Snowboard gear specialist Burton has received accreditation from the Fair Labor Association (FLA) for its supply chain social responsibility programme – a move that confirms it understands the consequences of its business practices on workplace conditions and has implemented systems to successfully uphold fair labour standards.
Burton became a participating company of the FLA in 2016. The organisation works to promote and protect workers’ rights and improve workplace conditions, and its accreditation process is a multi-year examination of a company’s labour compliance programme.
Accreditation requires companies to meet benchmarks that fully align with the International Labour Organization, UN Guiding Principles, and the Organization for Economic Co-operation and Development.
“FLA accreditation is a major accomplishment that Burton is incredibly proud of, but this work is never finished,” the company said in a blog post. “We are committed to continuous progression in our supply chain practices to improve the wellbeing of all workers that make our products. Success in sustainability means moving the benchmark forward for ourselves and across the industry.”
Headquartered in Vermont, Burton’s product line has expanded over the last 43 years to include gear that supports snowsports and the mountain lifestyle from helmets and goggles to boards, boots, bindings, outerwear, apparel, packs, and camping equipment.
The company works with 74 different finished goods suppliers worldwide and has developed international operations as a brand, retailer, and snowboard manufacturer.
“We have also established partnerships with factories around the world to produce our broad range of products beyond boards.

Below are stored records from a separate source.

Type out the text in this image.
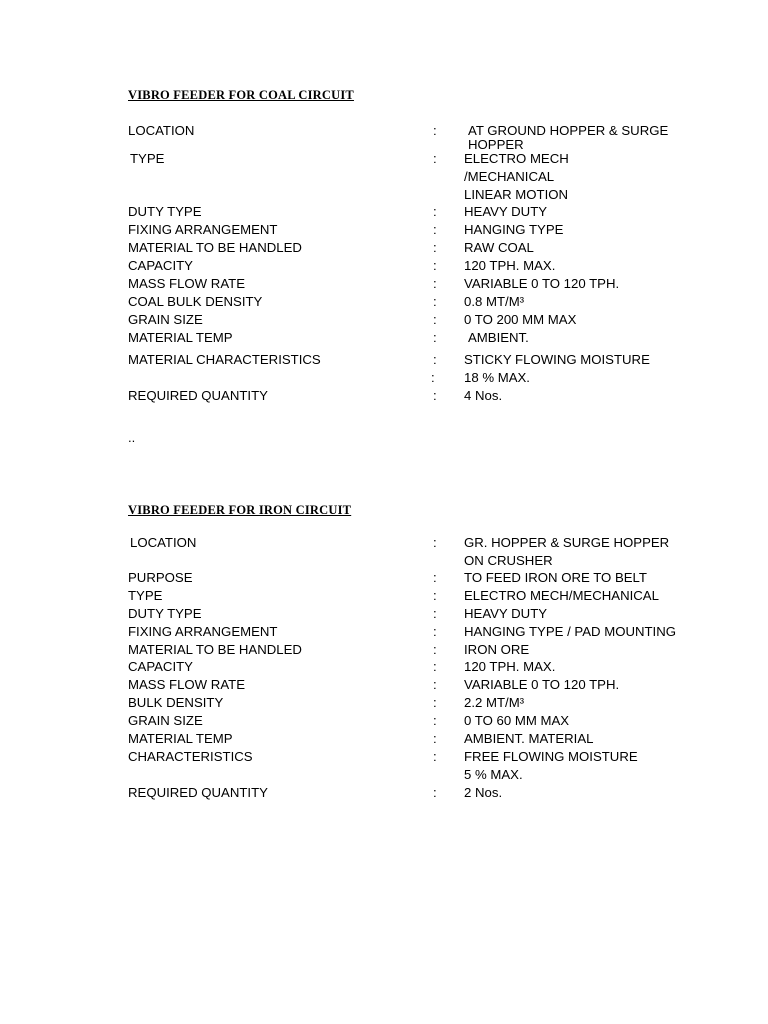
VIBRO FEEDER FOR COAL CIRCUIT
LOCATION	: AT GROUND HOPPER & SURGE
HOPPER
TYPE	: ELECTRO MECH
/MECHANICAL
LINEAR MOTION
DUTY TYPE	: HEAVY DUTY
FIXING ARRANGEMENT	: HANGING TYPE
MATERIAL TO BE HANDLED	: RAW COAL
CAPACITY	: 120 TPH. MAX.
MASS FLOW RATE	: VARIABLE 0 TO 120 TPH.
COAL BULK DENSITY	: 0.8 MT/M³
GRAIN SIZE	: 0 TO 200 MM MAX
MATERIAL TEMP	: AMBIENT.
MATERIAL CHARACTERISTICS	: STICKY FLOWING MOISTURE
: 18 % MAX.
REQUIRED QUANTITY	: 4 Nos.
..
VIBRO FEEDER FOR IRON CIRCUIT
LOCATION	: GR. HOPPER & SURGE HOPPER
ON CRUSHER
PURPOSE	: TO FEED IRON ORE TO BELT
TYPE	: ELECTRO MECH/MECHANICAL
DUTY TYPE	: HEAVY DUTY
FIXING ARRANGEMENT	: HANGING TYPE / PAD MOUNTING
MATERIAL TO BE HANDLED	: IRON ORE
CAPACITY	: 120 TPH. MAX.
MASS FLOW RATE	: VARIABLE 0 TO 120 TPH.
BULK DENSITY	: 2.2 MT/M³
GRAIN SIZE	: 0 TO 60 MM MAX
MATERIAL TEMP	: AMBIENT. MATERIAL
CHARACTERISTICS	: FREE FLOWING MOISTURE
5 % MAX.
REQUIRED QUANTITY	: 2 Nos.
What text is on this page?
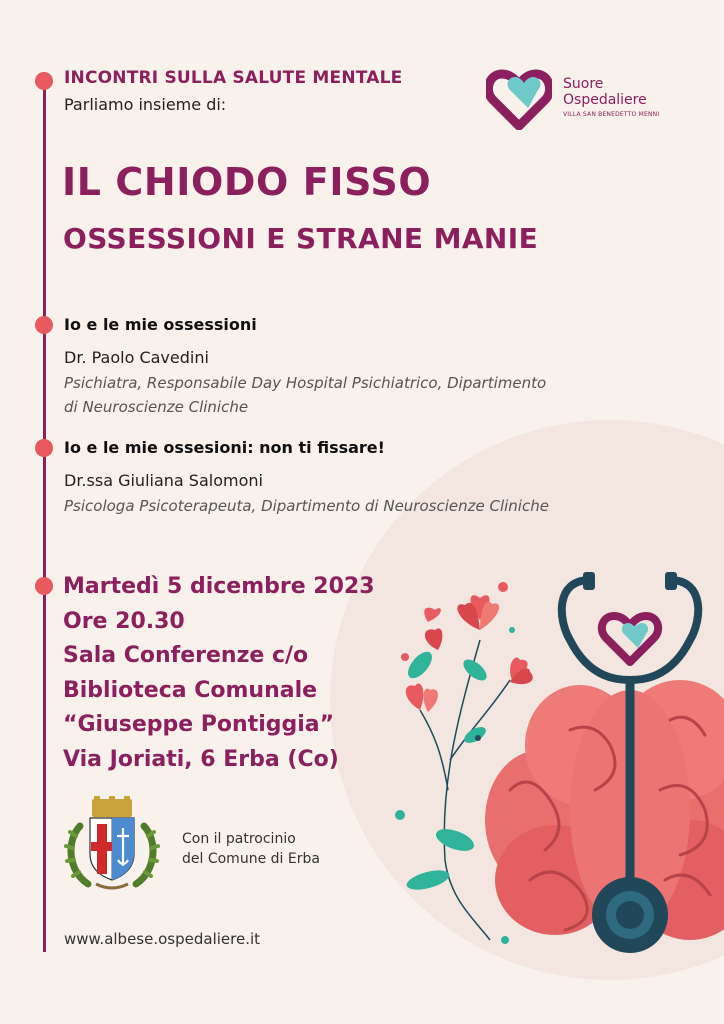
INCONTRI SULLA SALUTE MENTALE
Parliamo insieme di:
Suore
Ospedaliere
VILLA SAN BENEDETTO MENNI
IL CHIODO FISSO
OSSESSIONI E STRANE MANIE
Io e le mie ossessioni
Dr. Paolo Cavedini
Psichiatra, Responsabile Day Hospital Psichiatrico, Dipartimento
di Neuroscienze Cliniche
Io e le mie ossesioni: non ti fissare!
Dr.ssa Giuliana Salomoni
Psicologa Psicoterapeuta, Dipartimento di Neuroscienze Cliniche
Martedì 5 dicembre 2023
Ore 20.30
Sala Conferenze c/o
Biblioteca Comunale
“Giuseppe Pontiggia”
Via Joriati, 6 Erba (Co)
Con il patrocinio
del Comune di Erba
www.albese.ospedaliere.it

Particularly in the textile industry, the prevalence of unethical conditions in factories is well documented and heartbreaking. We, as a brand, want to affect positive change for our people, our factories, and create ripples in the industry as a whole by trying to fix a broken system,” it said.
“Rather than avoid challenges or disengage, we choose to lean in as global citizens and use our business as a force for good.”
In 2012, the business established the Burton supplier Code of Conduct – the principles which all manufacturing partners must uphold if they want to do business with it.
“We audit suppliers according to strict social responsibility standards in order to understand the greatest risks that factory workers face and to establish corrective action plans for suppliers’ practices. Over a five-year period, we made difficult decisions to end relationships with nearly half of the factories we had previously partnered with, driven in part by their inability or unwillingness to meet Burton’s social responsibility standards.
“We’re committed to cultivating long-term, healthy, transparent supplier relationships which place people and planet at front and centre. We help suppliers build toward best practices to protect factory workers, human health, and the environment. We conduct trainings when significant issues are found, support factory-specific sustainability projects, and host biennial supplier summits to reaffirm our brand commitments and expectations.”
While Burton said it has built strong relationships with suppliers, it acknowledges that is rarely a major customer for an individual factory, representing less than 20% of volume for more than 80% of the factories manufacturing its products.
“This means that in order to promote the well being of the roughly 75,000 workers employed by our suppliers, we have to work collaboratively to create change at the industry level,” it explained.